BLVR: So they didn’t do it well?

FS: Well, I had the plates but they always hurt because it came out about six years later – a piece of bone in the top.

BLVR: Speaking of Picasso and Braque, and I wonder if there’s been any friendships like that in your life, art friendships that particularly –

FS: Well, I don’t know how friendly they were when Picasso ran wild over Braque’s ideas. (laughs) I was friendly with artists and I still am friendly. It was small and it was quiet in the 60s. I was very active, and it was active – not really quiet, but it was small, so the artists, we saw each other a lot, and Leo’s gallery was sort of like – I don’t know; galleries now are so business-oriented and whatever, and Leo’s gallery was sort of like a mom and pop shop, a neighbourhood bodega.

BLVR: I have a painter friend from Shanghai, and he just had his first solo show in New York and he was really depressed because the day he arrived, the gallerist didn’t take him out for dinner, he had his assistant take him out for dinner because he had just bought a yacht and wanted to wash or touch his yacht.

FS: Well, there are infinite amounts of slights that we endure.

V. GAMBLING WITH LIFE VS GAMBLING

BLVR: You once wrote that “life is more wonderful than the imagination and recall of the people who life it,” and I wonder if to any extent making art is an engagement with art at its –

FS: Yeah, I think that’s what you feel when you see a great Ruebens or Velasquez or – that’s what a great painting does for you. It reminds you of that fact. Whatever they were, it’s gone, and their consciousness has evaporated, and something magical was achieved above it all.

BLVR: Are there some things you can now say for certain about art, that you know for certain about art?

FS: It’s just too tempting to say that you know that there’s no certainty. I mean, the way you frame the question that makes for a kind of inevitable answer. (laughs)

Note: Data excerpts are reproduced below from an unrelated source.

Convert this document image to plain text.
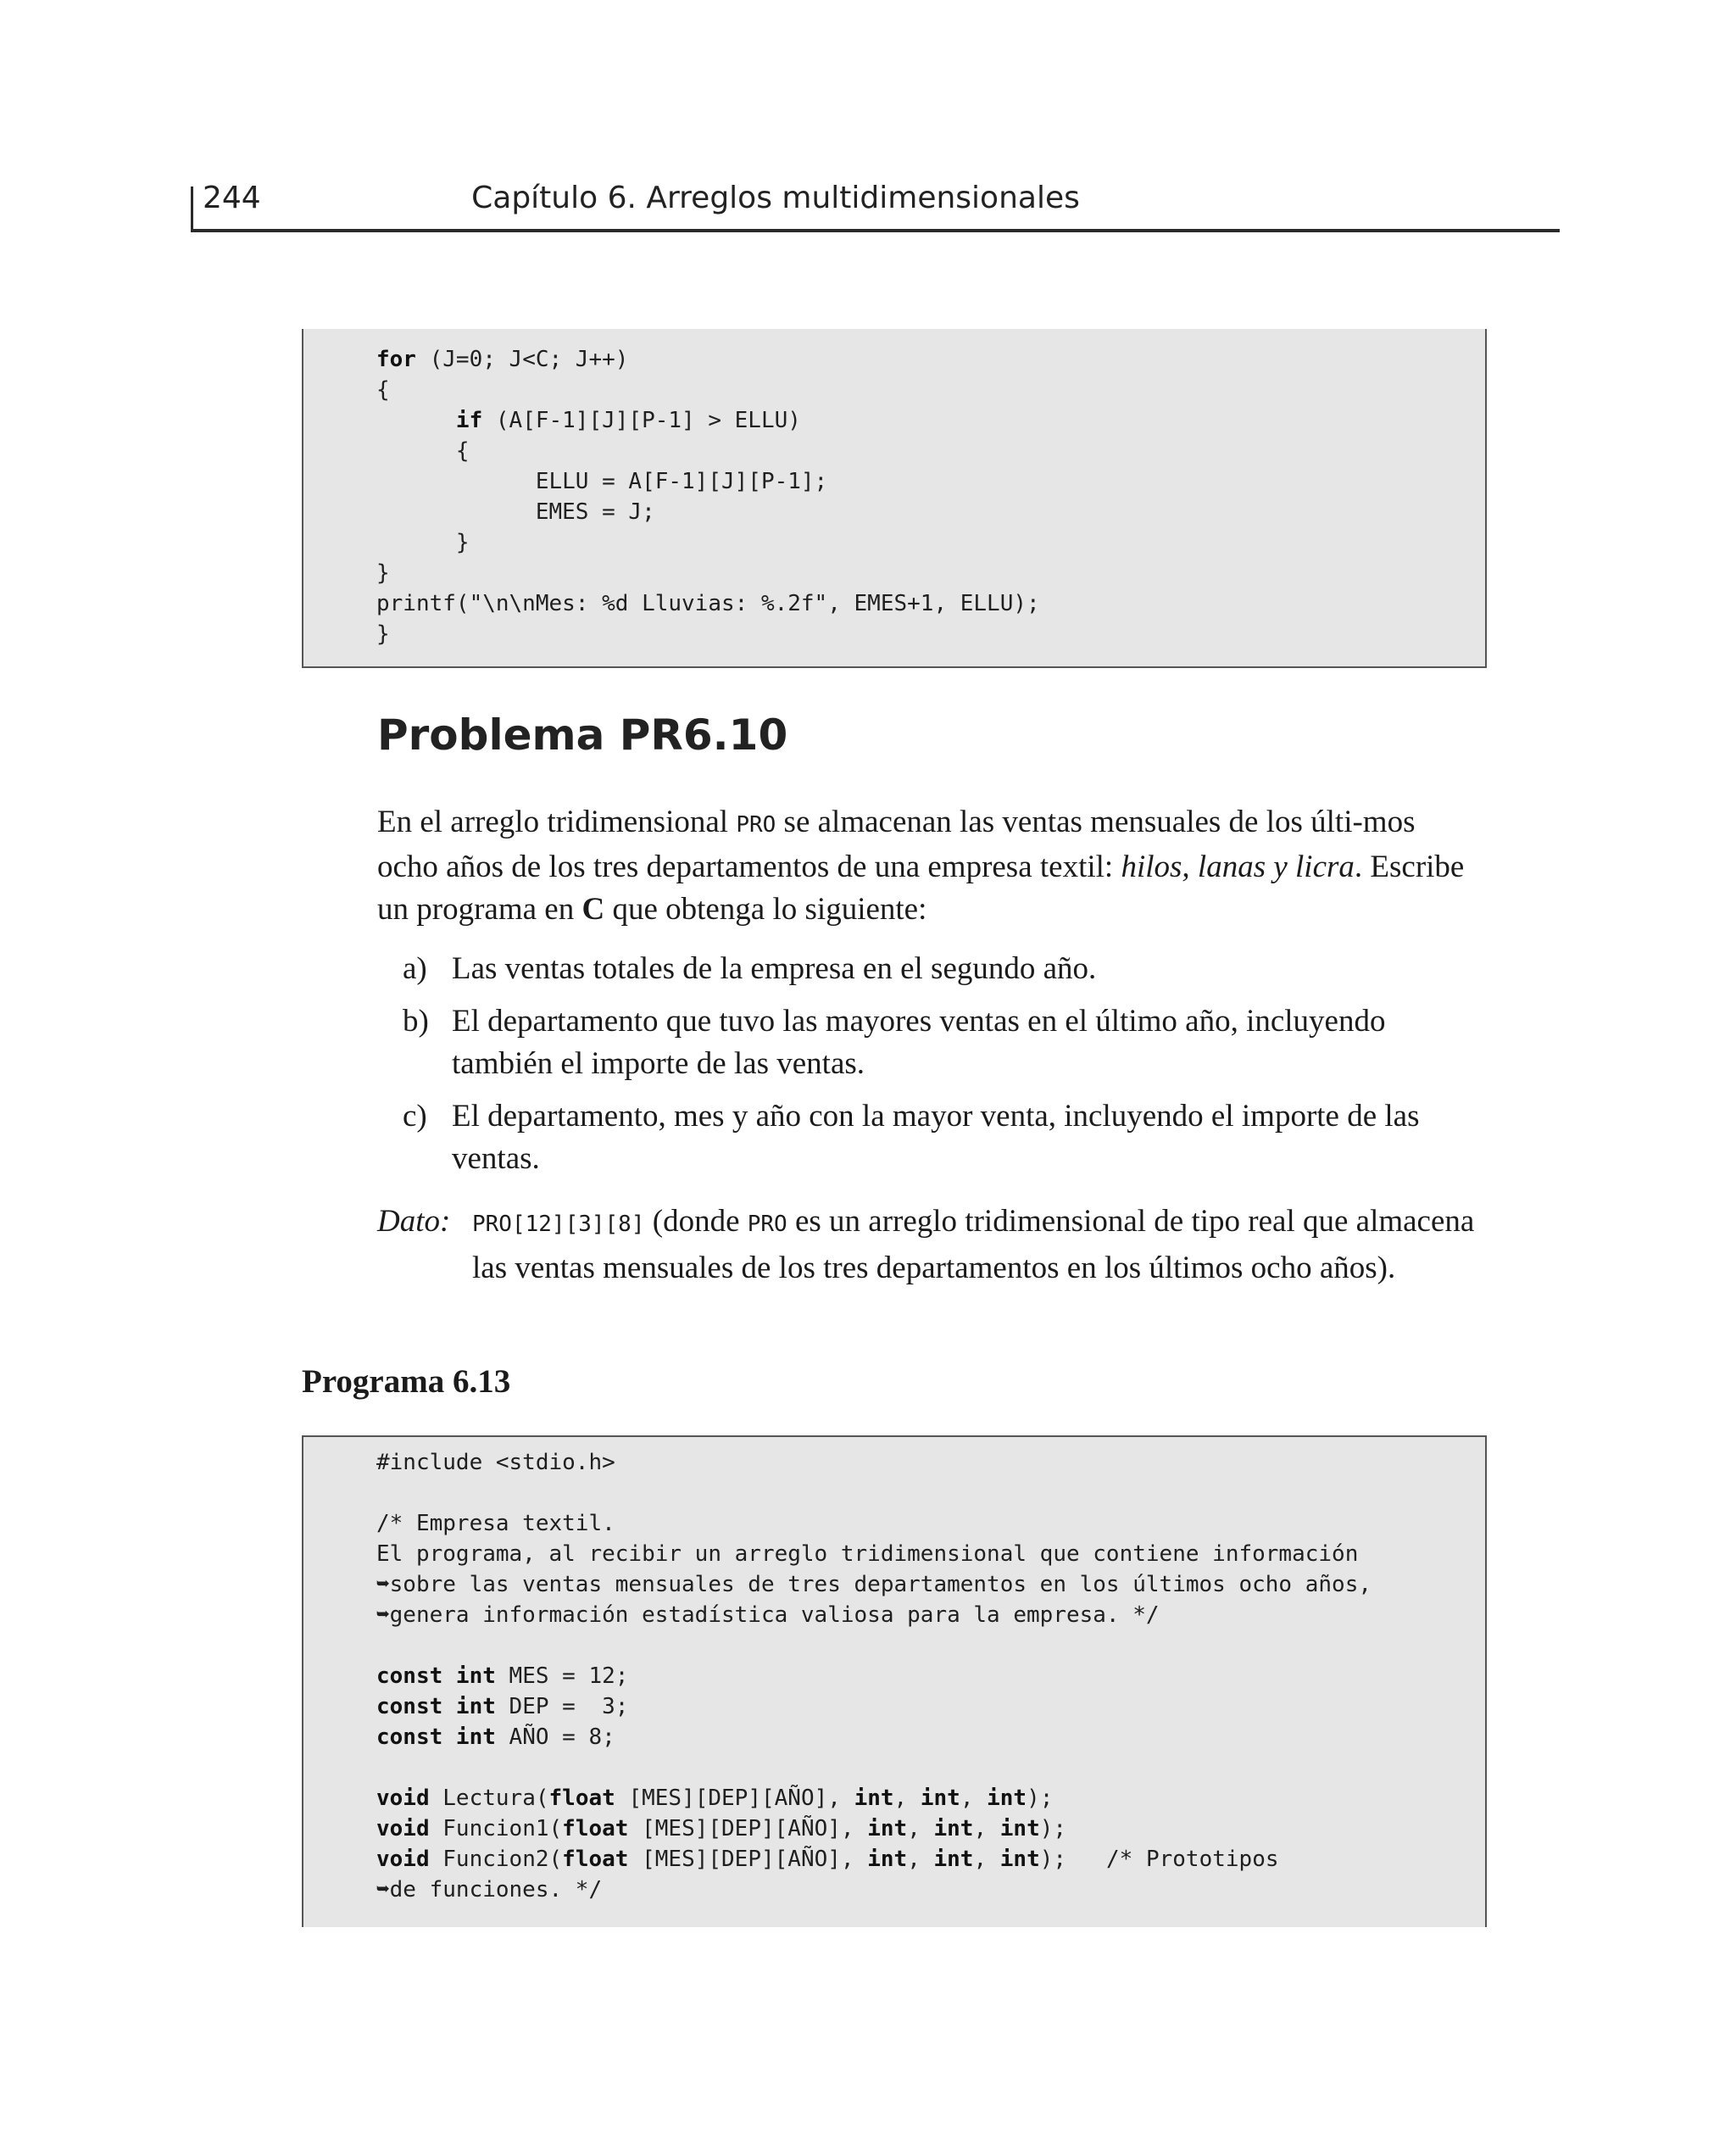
244	Capítulo 6. Arreglos multidimensionales
for (J=0; J<C; J++)
{
if (A[F-1][J][P-1] > ELLU)
{
ELLU = A[F-1][J][P-1];
EMES = J;
}
}
printf("\n\nMes: %d Lluvias: %.2f", EMES+1, ELLU);
}
Problema PR6.10
En el arreglo tridimensional PRO se almacenan las ventas mensuales de los últi-mos ocho años de los tres departamentos de una empresa textil: hilos, lanas y licra. Escribe un programa en C que obtenga lo siguiente:
a) Las ventas totales de la empresa en el segundo año.
b) El departamento que tuvo las mayores ventas en el último año, incluyendo también el importe de las ventas.
c) El departamento, mes y año con la mayor venta, incluyendo el importe de las ventas.
Dato: PRO[12][3][8] (donde PRO es un arreglo tridimensional de tipo real que almacena las ventas mensuales de los tres departamentos en los últimos ocho años).
Programa 6.13
#include <stdio.h>

/* Empresa textil.
El programa, al recibir un arreglo tridimensional que contiene información
➥sobre las ventas mensuales de tres departamentos en los últimos ocho años,
➥genera información estadística valiosa para la empresa. */

const int MES = 12;
const int DEP =  3;
const int AÑO = 8;

void Lectura(float [MES][DEP][AÑO], int, int, int);
void Funcion1(float [MES][DEP][AÑO], int, int, int);
void Funcion2(float [MES][DEP][AÑO], int, int, int);   /* Prototipos
➥de funciones. */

BLVR: Then are there things you’re more sure about than you were then?

FS: I mean, you have more experience. You make a lot of decisions based on experience, and you’re sure of them based on experience, but you know, you could be wrong. Also, your experience is fragmented. I mean, you tend to think of it as sort of systematic – you did this, you did that, you know this, you know that, but after a while it’s a mish-mash, so – a lot of artists say it, and a lot of people say it about everything, but in the end you have to temper your experience with intuition – in the moment. That’s why I like racing. They have to do it in the moment, and they do it on the basis of how they think they’re going to stay alive. (laughs) But it’s a very quick decision.

BLVR: Do you like betting, gambling?

FS: No, actually. I gamble a little but my whole life is a gamble as they would say, so gambling doesn’t interest me. That’s a trivial level compared to what I expend on trying to make art. I mean, if I could temper that habit, probably I’d be a lot better off. Maybe I should go to Art Anonymous.

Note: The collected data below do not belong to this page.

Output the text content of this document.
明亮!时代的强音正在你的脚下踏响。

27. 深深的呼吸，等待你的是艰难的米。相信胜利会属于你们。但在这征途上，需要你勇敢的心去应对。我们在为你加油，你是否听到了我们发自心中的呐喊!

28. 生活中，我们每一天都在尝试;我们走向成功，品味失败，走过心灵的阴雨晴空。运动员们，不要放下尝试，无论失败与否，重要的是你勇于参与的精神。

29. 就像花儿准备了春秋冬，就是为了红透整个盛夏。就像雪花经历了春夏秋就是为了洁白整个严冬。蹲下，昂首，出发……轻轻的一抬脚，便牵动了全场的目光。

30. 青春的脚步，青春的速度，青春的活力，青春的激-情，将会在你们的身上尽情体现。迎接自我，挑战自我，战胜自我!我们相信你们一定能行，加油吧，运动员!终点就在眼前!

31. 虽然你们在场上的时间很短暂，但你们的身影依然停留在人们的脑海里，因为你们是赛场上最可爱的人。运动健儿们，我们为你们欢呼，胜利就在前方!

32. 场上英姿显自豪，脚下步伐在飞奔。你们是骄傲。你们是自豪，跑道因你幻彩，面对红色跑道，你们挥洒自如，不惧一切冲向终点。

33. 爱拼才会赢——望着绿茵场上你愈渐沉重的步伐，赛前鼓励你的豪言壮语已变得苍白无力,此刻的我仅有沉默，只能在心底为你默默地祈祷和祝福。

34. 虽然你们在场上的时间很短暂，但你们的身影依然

BLVR: I know you have a horse farm and that you like racing horses and so on, and in your talk last night you said that there’s no connection between art and sport. Do you really believe there’s no connection?

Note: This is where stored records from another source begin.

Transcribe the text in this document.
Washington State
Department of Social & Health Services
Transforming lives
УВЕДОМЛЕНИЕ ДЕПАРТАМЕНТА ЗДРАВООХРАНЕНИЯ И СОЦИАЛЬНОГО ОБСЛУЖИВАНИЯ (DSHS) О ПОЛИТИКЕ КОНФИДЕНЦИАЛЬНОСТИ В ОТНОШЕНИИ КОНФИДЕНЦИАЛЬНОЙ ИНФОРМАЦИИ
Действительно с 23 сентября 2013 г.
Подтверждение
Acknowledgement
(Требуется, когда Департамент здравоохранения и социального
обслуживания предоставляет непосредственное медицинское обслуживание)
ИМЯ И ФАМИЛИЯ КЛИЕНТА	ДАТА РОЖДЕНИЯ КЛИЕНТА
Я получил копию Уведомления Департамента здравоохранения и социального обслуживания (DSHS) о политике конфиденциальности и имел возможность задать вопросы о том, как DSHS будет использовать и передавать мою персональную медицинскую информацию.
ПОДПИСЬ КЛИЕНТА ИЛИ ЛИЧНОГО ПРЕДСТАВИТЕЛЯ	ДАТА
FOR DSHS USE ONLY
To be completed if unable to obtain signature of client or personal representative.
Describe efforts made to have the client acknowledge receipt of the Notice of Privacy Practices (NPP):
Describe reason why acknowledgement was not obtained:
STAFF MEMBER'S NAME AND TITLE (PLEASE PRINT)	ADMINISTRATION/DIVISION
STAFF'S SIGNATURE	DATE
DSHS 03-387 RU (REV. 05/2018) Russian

FS: Well, all activities generate their own sense of beauty and accomplishment, so I suppose in that sense they’re connected, but sports really is about winning, and art really isn’t. Art’s about being able to make something that’s beautiful. There are millions of really great sportsmen who really love the beauty of the game, but in the end they’re happy to win ugly. They say that all the time: If we have to, we’ll win ugly. But you can’t win ugly in painting. Though guys have tried.